Metamaterials

Fig 1: SEM images of permalloy nanostructures on silicon written by electron beam lithography
Fig 1: SEM images of permalloy nanostructures on silicon written by electron beam lithography

Metamaterials are artificial crystals geometrically structured on the sub-​micrometer scale with the purpose of tuning emerging optical properties.

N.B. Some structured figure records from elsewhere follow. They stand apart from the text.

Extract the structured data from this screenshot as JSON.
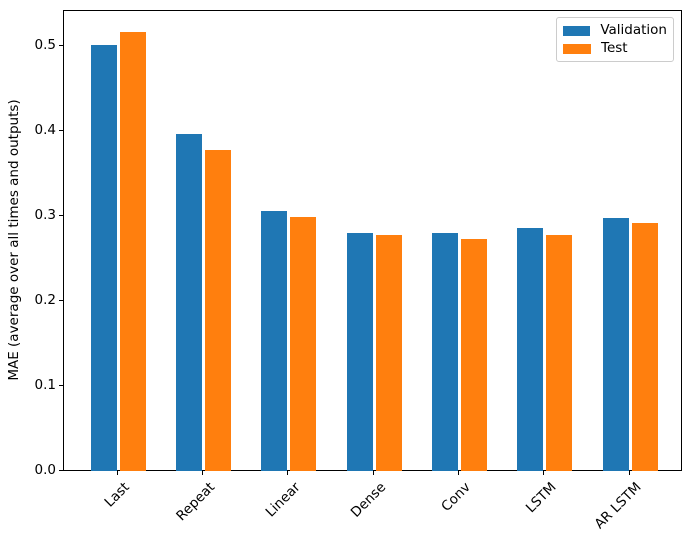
{
  "figure": {
    "background": "#ffffff",
    "text_color": "#000000",
    "spine_color": "#000000",
    "legend_border_color": "#cccccc"
  },
  "chart_data": {
    "type": "bar",
    "title": "",
    "xlabel": "",
    "ylabel": "MAE (average over all times and outputs)",
    "categories": [
      "Last",
      "Repeat",
      "Linear",
      "Dense",
      "Conv",
      "LSTM",
      "AR LSTM"
    ],
    "series": [
      {
        "name": "Validation",
        "color": "#1f77b4",
        "values": [
          0.501,
          0.396,
          0.306,
          0.28,
          0.28,
          0.286,
          0.298
        ]
      },
      {
        "name": "Test",
        "color": "#ff7f0e",
        "values": [
          0.516,
          0.377,
          0.299,
          0.277,
          0.273,
          0.277,
          0.291
        ]
      }
    ],
    "ylim": [
      0,
      0.542
    ],
    "ytick_values": [
      0.0,
      0.1,
      0.2,
      0.3,
      0.4,
      0.5
    ],
    "ytick_labels": [
      "0.0",
      "0.1",
      "0.2",
      "0.3",
      "0.4",
      "0.5"
    ],
    "xtick_rotation": 45,
    "grid": false,
    "legend": {
      "position": "upper right",
      "entries": [
        "Validation",
        "Test"
      ]
    }
  }
}
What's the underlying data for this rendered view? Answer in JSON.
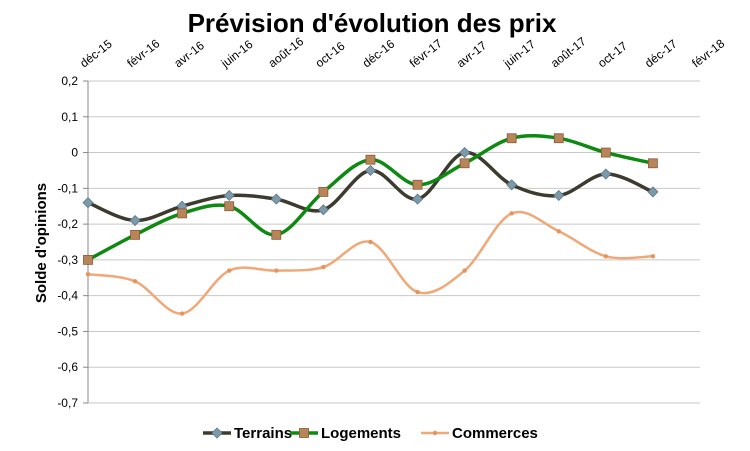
{
  "chart_data": {
    "type": "line",
    "title": "Prévision d'évolution des prix",
    "xlabel": "",
    "ylabel": "Solde d'opinions",
    "x_tick_labels": [
      "déc-15",
      "févr-16",
      "avr-16",
      "juin-16",
      "août-16",
      "oct-16",
      "déc-16",
      "févr-17",
      "avr-17",
      "juin-17",
      "août-17",
      "oct-17",
      "déc-17",
      "févr-18"
    ],
    "categories": [
      "déc-15",
      "févr-16",
      "avr-16",
      "juin-16",
      "août-16",
      "oct-16",
      "déc-16",
      "févr-17",
      "avr-17",
      "juin-17",
      "août-17",
      "oct-17",
      "déc-17"
    ],
    "y_tick_labels": [
      "0,2",
      "0,1",
      "0",
      "-0,1",
      "-0,2",
      "-0,3",
      "-0,4",
      "-0,5",
      "-0,6",
      "-0,7"
    ],
    "ylim": [
      -0.7,
      0.2
    ],
    "y_ticks": [
      0.2,
      0.1,
      0,
      -0.1,
      -0.2,
      -0.3,
      -0.4,
      -0.5,
      -0.6,
      -0.7
    ],
    "grid": "horizontal",
    "legend_position": "bottom",
    "x_axis_position": "top",
    "series": [
      {
        "name": "Terrains",
        "color": "#3d3a2e",
        "marker": "diamond",
        "marker_color": "#7c9aaa",
        "values": [
          -0.14,
          -0.19,
          -0.15,
          -0.12,
          -0.13,
          -0.16,
          -0.05,
          -0.13,
          0.0,
          -0.09,
          -0.12,
          -0.06,
          -0.11
        ]
      },
      {
        "name": "Logements",
        "color": "#0e8a12",
        "marker": "square",
        "marker_color": "#b8845a",
        "values": [
          -0.3,
          -0.23,
          -0.17,
          -0.15,
          -0.23,
          -0.11,
          -0.02,
          -0.09,
          -0.03,
          0.04,
          0.04,
          0.0,
          -0.03
        ]
      },
      {
        "name": "Commerces",
        "color": "#f0a878",
        "marker": "dot",
        "marker_color": "#e8935a",
        "values": [
          -0.34,
          -0.36,
          -0.45,
          -0.33,
          -0.33,
          -0.32,
          -0.25,
          -0.39,
          -0.33,
          -0.17,
          -0.22,
          -0.29,
          -0.29
        ]
      }
    ]
  }
}
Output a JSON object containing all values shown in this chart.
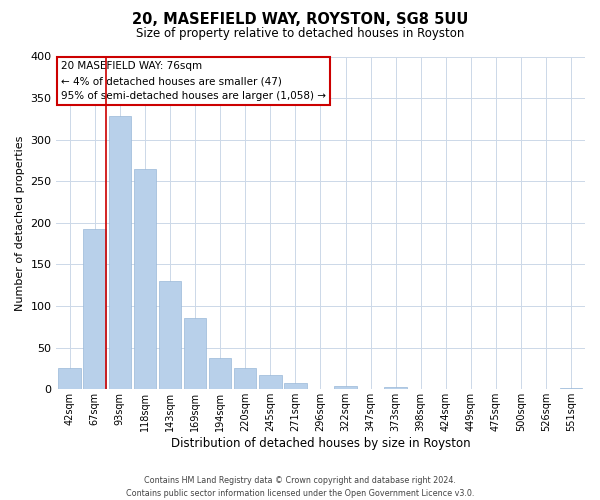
{
  "title": "20, MASEFIELD WAY, ROYSTON, SG8 5UU",
  "subtitle": "Size of property relative to detached houses in Royston",
  "xlabel": "Distribution of detached houses by size in Royston",
  "ylabel": "Number of detached properties",
  "bar_labels": [
    "42sqm",
    "67sqm",
    "93sqm",
    "118sqm",
    "143sqm",
    "169sqm",
    "194sqm",
    "220sqm",
    "245sqm",
    "271sqm",
    "296sqm",
    "322sqm",
    "347sqm",
    "373sqm",
    "398sqm",
    "424sqm",
    "449sqm",
    "475sqm",
    "500sqm",
    "526sqm",
    "551sqm"
  ],
  "bar_values": [
    25,
    193,
    328,
    265,
    130,
    86,
    38,
    25,
    17,
    8,
    0,
    4,
    0,
    3,
    0,
    0,
    0,
    0,
    0,
    0,
    2
  ],
  "bar_color": "#b8d0ea",
  "bar_edge_color": "#9ab8d8",
  "ylim": [
    0,
    400
  ],
  "yticks": [
    0,
    50,
    100,
    150,
    200,
    250,
    300,
    350,
    400
  ],
  "vline_color": "#cc0000",
  "annotation_title": "20 MASEFIELD WAY: 76sqm",
  "annotation_line1": "← 4% of detached houses are smaller (47)",
  "annotation_line2": "95% of semi-detached houses are larger (1,058) →",
  "annotation_box_color": "#ffffff",
  "annotation_box_edge": "#cc0000",
  "grid_color": "#ccd8e8",
  "bg_color": "#ffffff",
  "footer1": "Contains HM Land Registry data © Crown copyright and database right 2024.",
  "footer2": "Contains public sector information licensed under the Open Government Licence v3.0."
}
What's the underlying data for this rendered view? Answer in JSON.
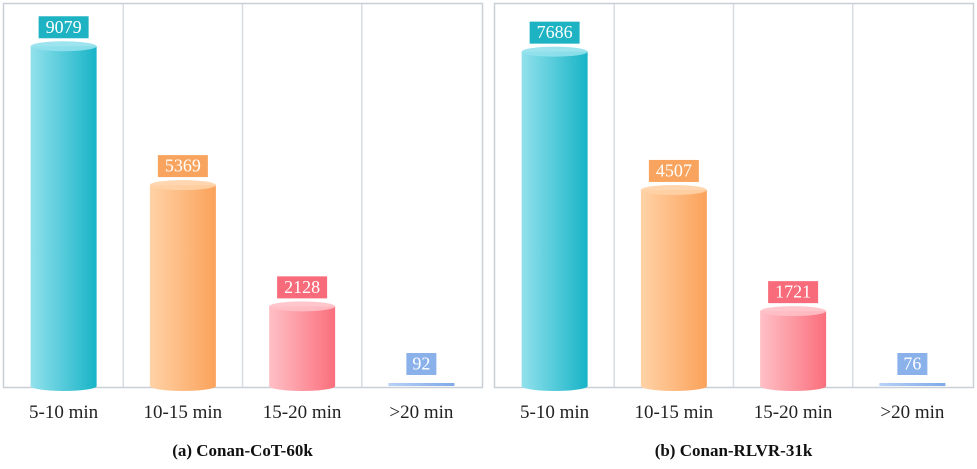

Our research is focussed on lithographically synthesized permalloy (Fe19Ni81) nanoislands on a silicon substrate. These islands are arranged in a two-​dimensional periodic pattern to form meta unit cells (see figure 1). In the ideal case, each nanoisland is a single domain magnet with a magnetic moment oriented along its easy axis. The longe-​range ordered ground state of this system is determined by the magnetic dipole interaction between structural units. Our goal is to design metamaterials with magnetic flux vortices of accessable chirality and hence with an integral toroidal moment. The realization of this ordering would lead to an intrinsic violation of space and time inversion symmetry and - related to this - to interesting optical responses.
In the lithography process, one can define geometries, sizes and lattice-​types. By using a magnetic nanoprobe and/or global electromagnetic fields one can fine-​tune the magnetic order. We can image and verify this order by magnetic force microscopy (see figure 2).

Fig 2: MFM image of a toroid-​like magnetic structure based on a pattern such as in figure 1a. The superimposed colorcode indicates the correspondend magnetic chirality.
Fig 2: MFM image of a toroid-​like magnetic structure based on a pattern such as in figure 1a. The superimposed colorcode indicates the correspondend magnetic chirality.